Ce n’est donc pas cela le véritable problème.
Pour beaucoup, dans les pays arabes, il est clair que les Kurdes ne sont pas des Arabes et qu’ils n’ont donc droit à aucun autre statut que celui d’un peuple soumis à l’arabisation de la Région, comme c’est le cas depuis des siècles. On peut même dire, sans trop de risque de se tromper, qu’après avoir participé à la disparition de la plupart des minorités dans la région, qu’elles soient chrétiennes, yézidis, zoroastriennes, turkmènes, etc. et à l’uniformisation de la plupart des pays de la zone sous la bannière de l’Islam, les gouvernements arabes ne soutiennent le peuple palestinien que parce qu’il est arabe, comme eux, et de plus en plus influencé par l’Islam, souvent radical. Et encore, on évitera de revenir sur une épineuse et lancinante question: l’utilisation, parfaitement hypocrite, de la “lutte du peuple palestinien” dans la propagande de ces mêmes gouvernements – depuis des décennies – pour éviter que soient abordés les problèmes de toutes natures qui hantent leurs sociétés.

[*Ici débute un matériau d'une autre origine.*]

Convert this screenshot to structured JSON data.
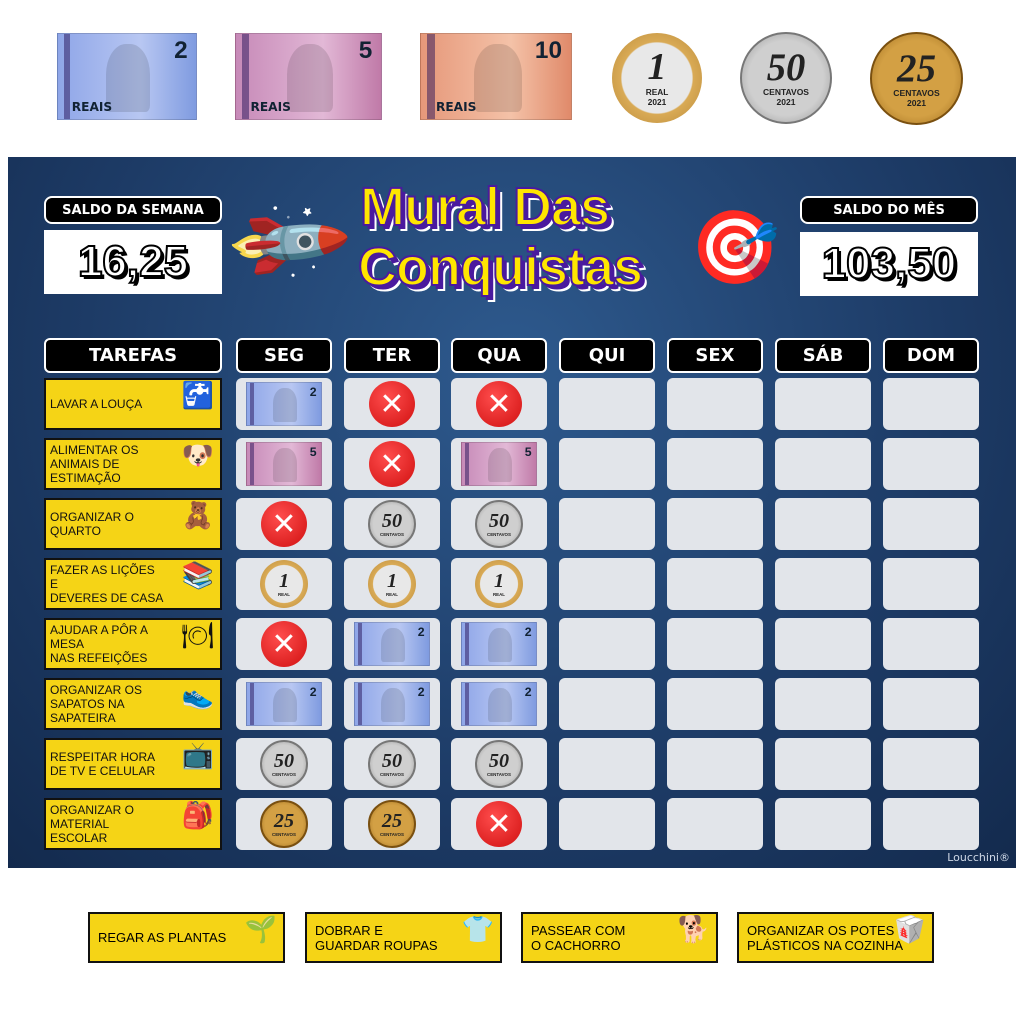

Pour les grandes puissances, il est clair que le soutien permanent à la création d’un Etat palestinien est un facteur de stabilisation de la Région. Il permet de maintenir une pression politique et militaire sur Israël, sur le voisin égyptien et, bien sûr, sur les deux rivaux que sont l’Iran et l’Arabie Saoudite. N’oublions pas, par exemple, que le but (officiel) du régime mis en place en Iran par l’ayatollah Khomeiny est la conquête de Al Qods (Jérusalem, en arabe), qui ne peut se faire qu’avec la création de ce fameux Etat de Palestine.
Enfin, pour les militants de la “cause palestinienne”, il est malheureusement de plus en plus évident – même si cela n’a pas toujours été le cas et si ce ne l’est pas pour tous ses militants– que la revendication palestinienne et l’adhésion à leur cause n’est souvent que le cache-sexe d’un antisémitisme qui n’ose s’avouer et qui permet de lutter contre Israël sans penser être “contre les Juifs”.
Mais, de façon consciente ou inconsciente, il y a, bien sûr, l’idée que les Juifs n’ont rien à faire dans cette région – alors qu’ils s’y trouvaient déjà il y a 3000 ans – et qu’ils n’ont qu’à retourner dans leurs ghettos d’Europe Centrale d’où ils n’auraient jamais dû partir, s’il n’y avait eu le nazisme et la Shoah.
Le plus étonnant dans toute cette affaire est que le peuple kurde est le seul peuple de la Région qui a conservé – tout en étant très majoritairement musulman – une tradition de tolérance et d’authentique respect envers les autres religions et les minorités de toutes sortes. C’est au Kurdistan irakien, par exemple, que se sont réfugiés les Chrétiens qui fuyaient l’Etat Islamique. Ils étaient plusieurs millions.
Les Kurdes sont ainsi les seuls véritables héritiers de ce qui a fait la force, la renommée et la gloire de ce Moyen Orient qui fut – on a tendance à l’oublier – la partie du monde la plus développée quand s’y mélangeaient religions, minorités diverses et cultures venues de partout.
Il serait peut-être temps que, s’il veut réellement penser à l’avenir, le monde prenne les Kurdes en exemple, et les aide à reconstruire un Moyen Orient qui a terriblement besoin de retrouver sa splendeur d’antan.